Date: December 5, 1984.
Source: "Konstantin Chernenko's message to international movement of physicians". Soviet News, 12 December 1984, No. 6254, page 427.
Moscow, December 5, 1985
I have carefully read the appeal addressed to me by the fourth congress of the movement "International Physicians for the Prevention of Nuclear War".
The ideas contained in it reaffirm that your activities are imbued with humanitarianism because they are based on caring for the health and life of people. The Hippocratic Oath obliging physicians to protect their patients from everything that might threaten their lives has, in the nuclear age, acquired a new dimension.
Studying the potential medico-biological effects of nuclear war, you honestly warn that such a war, should it break out, would be the "last epidemic" the scale of which is impossible to exaggerate. It is not only the fate of modern civilization that is at stake, but the preservation of man as a biological species.
You are quite right, nuclear war cannot be squeezed into a "limited framework". A burnt-out planet would be the price to be paid for the miscalculations of irresponsible politicians.
One of your congresses rightly pointed to the danger of the so-called "nuclear illusions" possessing the leaders of certain states. Chasing the spectre of military superiority, these leaders are loading with weapons the land and the oceans and are now planning to do the same thing in outer space.
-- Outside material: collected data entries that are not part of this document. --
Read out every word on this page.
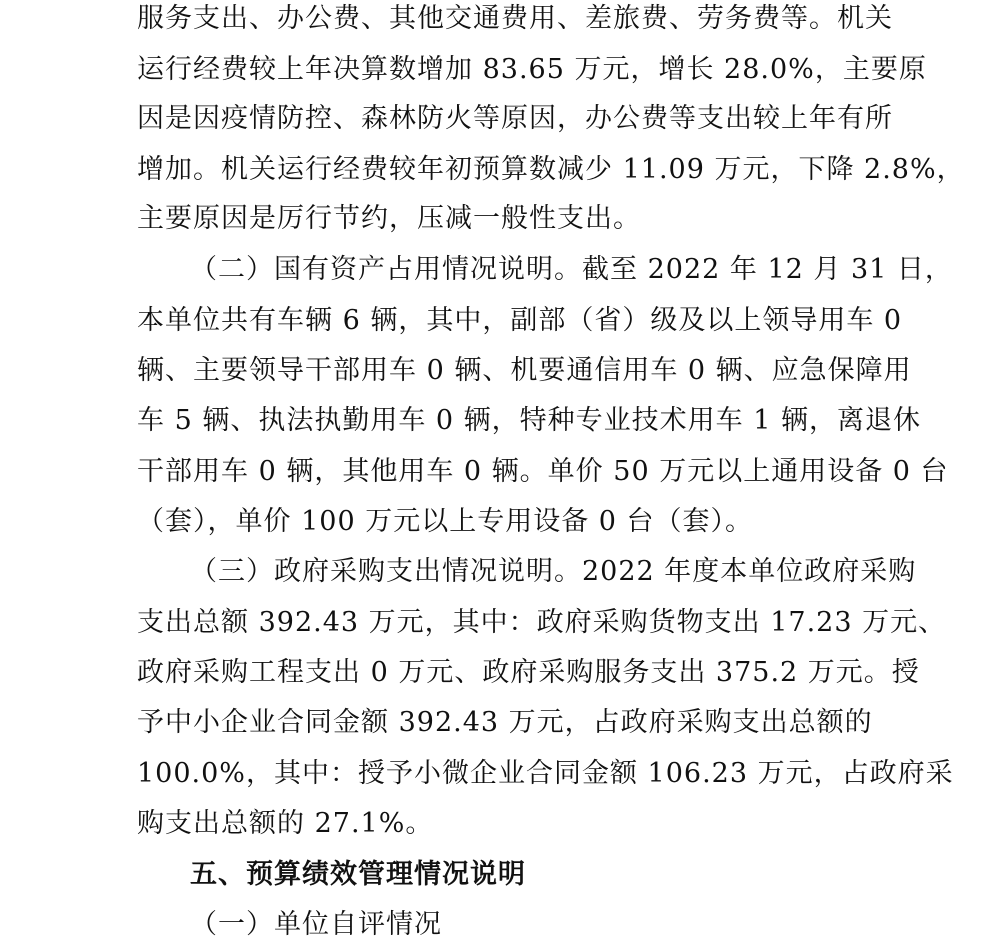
服务支出、办公费、其他交通费用、差旅费、劳务费等。机关
运行经费较上年决算数增加 83.65 万元，增长 28.0%，主要原
因是因疫情防控、森林防火等原因，办公费等支出较上年有所
增加。机关运行经费较年初预算数减少 11.09 万元，下降 2.8%，
主要原因是厉行节约，压减一般性支出。
（二）国有资产占用情况说明。截至 2022 年 12 月 31 日，
本单位共有车辆 6 辆，其中，副部（省）级及以上领导用车 0
辆、主要领导干部用车 0 辆、机要通信用车 0 辆、应急保障用
车 5 辆、执法执勤用车 0 辆，特种专业技术用车 1 辆，离退休
干部用车 0 辆，其他用车 0 辆。单价 50 万元以上通用设备 0 台
（套），单价 100 万元以上专用设备 0 台（套）。
（三）政府采购支出情况说明。2022 年度本单位政府采购
支出总额 392.43 万元，其中：政府采购货物支出 17.23 万元、
政府采购工程支出 0 万元、政府采购服务支出 375.2 万元。授
予中小企业合同金额 392.43 万元，占政府采购支出总额的
100.0%，其中：授予小微企业合同金额 106.23 万元，占政府采
购支出总额的 27.1%。
五、预算绩效管理情况说明
（一）单位自评情况
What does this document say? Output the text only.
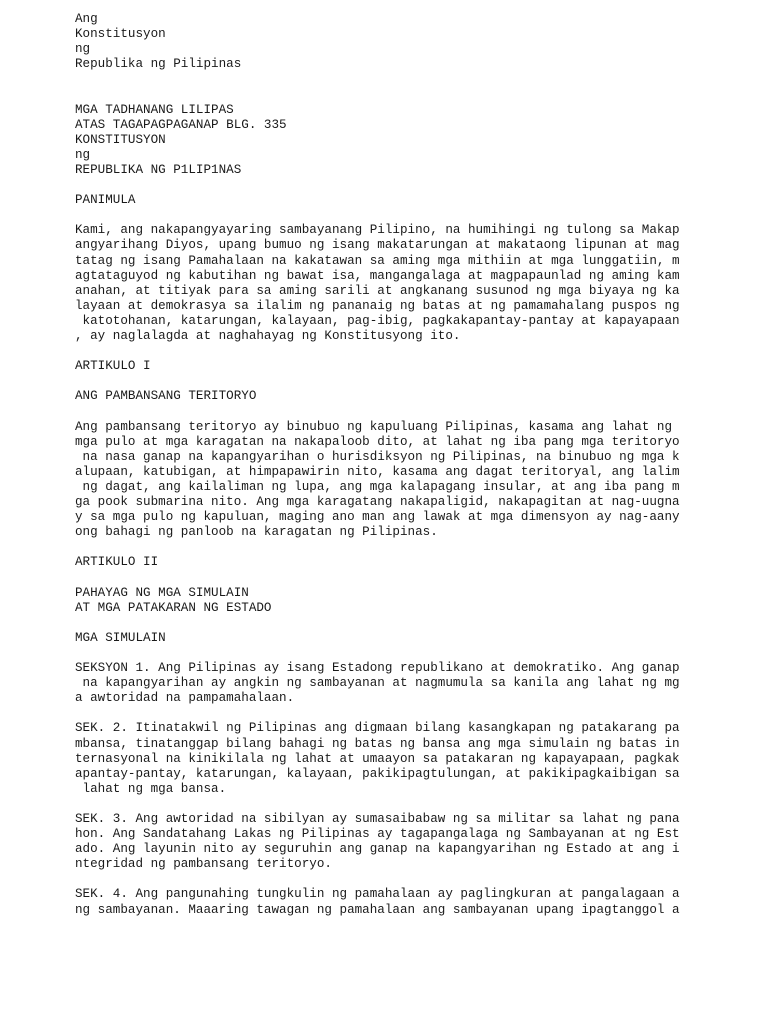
Ang
Konstitusyon
ng
Republika ng Pilipinas
MGA TADHANANG LILIPAS
ATAS TAGAPAGPAGANAP BLG. 335
KONSTITUSYON
ng
REPUBLIKA NG P1LIP1NAS
PANIMULA
Kami, ang nakapangyayaring sambayanang Pilipino, na humihingi ng tulong sa Makap
angyarihang Diyos, upang bumuo ng isang makatarungan at makataong lipunan at mag
tatag ng isang Pamahalaan na kakatawan sa aming mga mithiin at mga lunggatiin, m
agtataguyod ng kabutihan ng bawat isa, mangangalaga at magpapaunlad ng aming kam
anahan, at titiyak para sa aming sarili at angkanang susunod ng mga biyaya ng ka
layaan at demokrasya sa ilalim ng pananaig ng batas at ng pamamahalang puspos ng
katotohanan, katarungan, kalayaan, pag-ibig, pagkakapantay-pantay at kapayapaan
, ay naglalagda at naghahayag ng Konstitusyong ito.
ARTIKULO I
ANG PAMBANSANG TERITORYO
Ang pambansang teritoryo ay binubuo ng kapuluang Pilipinas, kasama ang lahat ng
mga pulo at mga karagatan na nakapaloob dito, at lahat ng iba pang mga teritoryo
na nasa ganap na kapangyarihan o hurisdiksyon ng Pilipinas, na binubuo ng mga k
alupaan, katubigan, at himpapawirin nito, kasama ang dagat teritoryal, ang lalim
ng dagat, ang kailaliman ng lupa, ang mga kalapagang insular, at ang iba pang m
ga pook submarina nito. Ang mga karagatang nakapaligid, nakapagitan at nag-uugna
y sa mga pulo ng kapuluan, maging ano man ang lawak at mga dimensyon ay nag-aany
ong bahagi ng panloob na karagatan ng Pilipinas.
ARTIKULO II
PAHAYAG NG MGA SIMULAIN
AT MGA PATAKARAN NG ESTADO
MGA SIMULAIN
SEKSYON 1. Ang Pilipinas ay isang Estadong republikano at demokratiko. Ang ganap
na kapangyarihan ay angkin ng sambayanan at nagmumula sa kanila ang lahat ng mg
a awtoridad na pampamahalaan.
SEK. 2. Itinatakwil ng Pilipinas ang digmaan bilang kasangkapan ng patakarang pa
mbansa, tinatanggap bilang bahagi ng batas ng bansa ang mga simulain ng batas in
ternasyonal na kinikilala ng lahat at umaayon sa patakaran ng kapayapaan, pagkak
apantay-pantay, katarungan, kalayaan, pakikipagtulungan, at pakikipagkaibigan sa
lahat ng mga bansa.
SEK. 3. Ang awtoridad na sibilyan ay sumasaibabaw ng sa militar sa lahat ng pana
hon. Ang Sandatahang Lakas ng Pilipinas ay tagapangalaga ng Sambayanan at ng Est
ado. Ang layunin nito ay seguruhin ang ganap na kapangyarihan ng Estado at ang i
ntegridad ng pambansang teritoryo.
SEK. 4. Ang pangunahing tungkulin ng pamahalaan ay paglingkuran at pangalagaan a
ng sambayanan. Maaaring tawagan ng pamahalaan ang sambayanan upang ipagtanggol a
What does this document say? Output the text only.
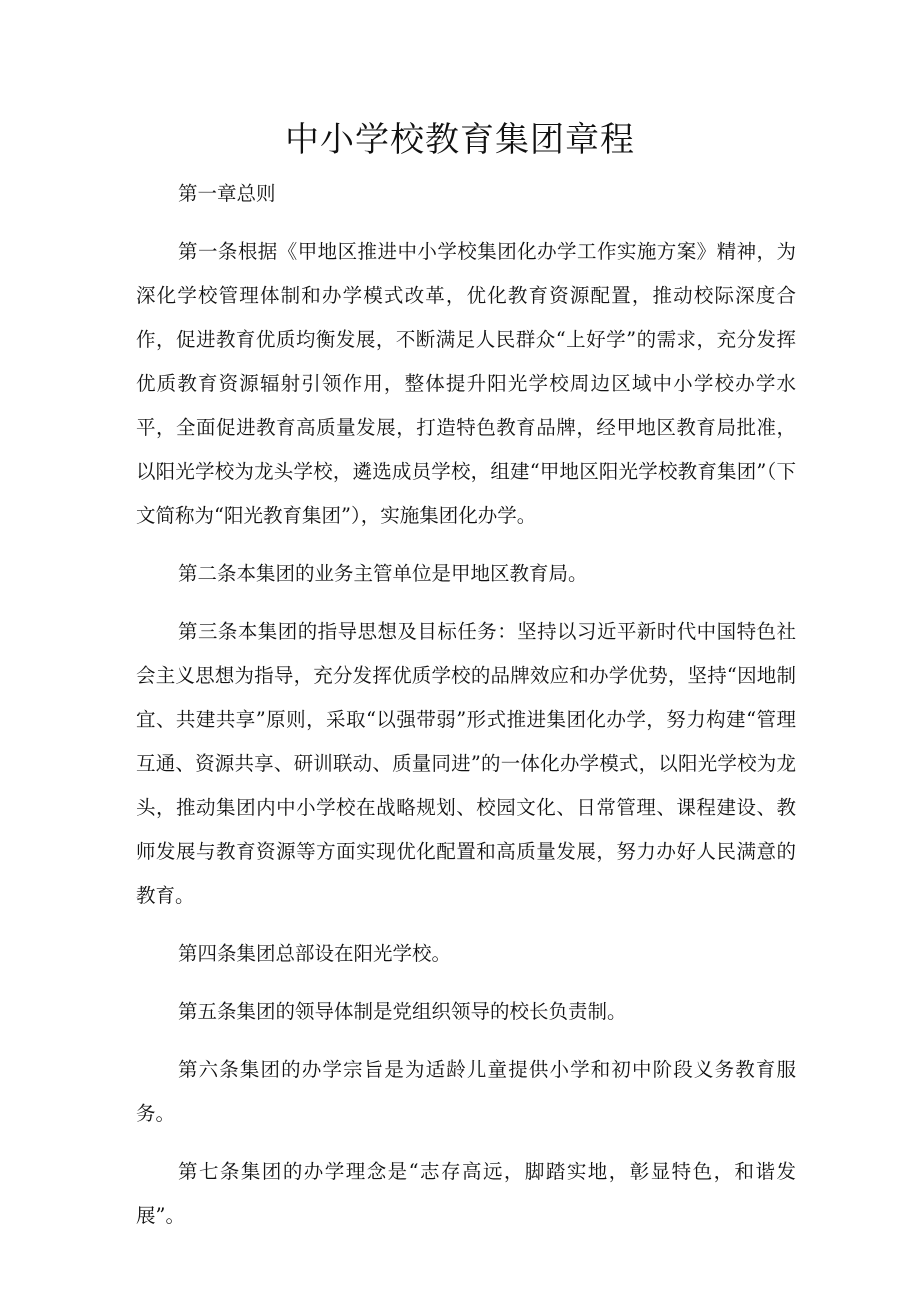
中小学校教育集团章程

第一章总则

第一条根据《甲地区推进中小学校集团化办学工作实施方案》精神，为深化学校管理体制和办学模式改革，优化教育资源配置，推动校际深度合作，促进教育优质均衡发展，不断满足人民群众“上好学”的需求，充分发挥优质教育资源辐射引领作用，整体提升阳光学校周边区域中小学校办学水平，全面促进教育高质量发展，打造特色教育品牌，经甲地区教育局批准，以阳光学校为龙头学校，遴选成员学校，组建“甲地区阳光学校教育集团”（下文简称为“阳光教育集团”），实施集团化办学。

第二条本集团的业务主管单位是甲地区教育局。

第三条本集团的指导思想及目标任务：坚持以习近平新时代中国特色社会主义思想为指导，充分发挥优质学校的品牌效应和办学优势，坚持“因地制宜、共建共享”原则，采取“以强带弱”形式推进集团化办学，努力构建“管理互通、资源共享、研训联动、质量同进”的一体化办学模式，以阳光学校为龙头，推动集团内中小学校在战略规划、校园文化、日常管理、课程建设、教师发展与教育资源等方面实现优化配置和高质量发展，努力办好人民满意的教育。

第四条集团总部设在阳光学校。

第五条集团的领导体制是党组织领导的校长负责制。

第六条集团的办学宗旨是为适龄儿童提供小学和初中阶段义务教育服务。

第七条集团的办学理念是“志存高远，脚踏实地，彰显特色，和谐发展”。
We in the Soviet Union share your fervent desire to stop the stampede to the irreparable. We are consistently working for nuclear weapons never to be put to use, for ensuring in practice the supreme right of man -- the right to life.
The USSR has already assumed the obligation not to be the first to use nuclear weapons and proposes to freeze nuclear arsenals an to agree on the complete cessation of nuclear weapons tests.
Resolving the question of space weapons is now of primary importance. Militarisation of outer space if not securely blocked would cancel everything that has so far been achieved in the field of arms limitation, spur the arms race in other areas and dramatically increase the danger of nuclear war.
The Soviet Union is prepared to for the most radical solutions which would allow an advance along the ways leading to the cessation of the arms race, the prohibition and, eventually, complete elimination of nuclear weapons.
Firmly determined to achieve a major breakthrough in reducing the danger of an outbreak of war, the Soviet Union looks to the forthcoming Soviet-US negotiations with a view to achieving mutually acceptable understandings on the entire set of questions related to nuclear and space weapons.
We are prepared to co-operate, honestly and constructively, with all those who really desire that the further development of world affairs should proceed not through new states of nuclear competition but along the way of strengthening peace and security, detente and confidence.
In today's troubled world it is highly important that all states shouldering the formidable and costly burden of nuclear arsenals realise their historic responsibility for the destiny of manking and through their concrete actions contribute to reducing the danger of an outbreak of nuclear war and to improving the international situation.
The fourth congress of your movement was launched under the motto "Physicians Insist: Nuclear War Can be Prevented". This optimistic statement coincides with our conviction that the forces of peace will be able to prevail. The growing anti-war movements among which that of physicians occupies a prominent place is one of the guarantees of that.
I wish the participants of the movement further success in carrying out their socially significant and salutary mission.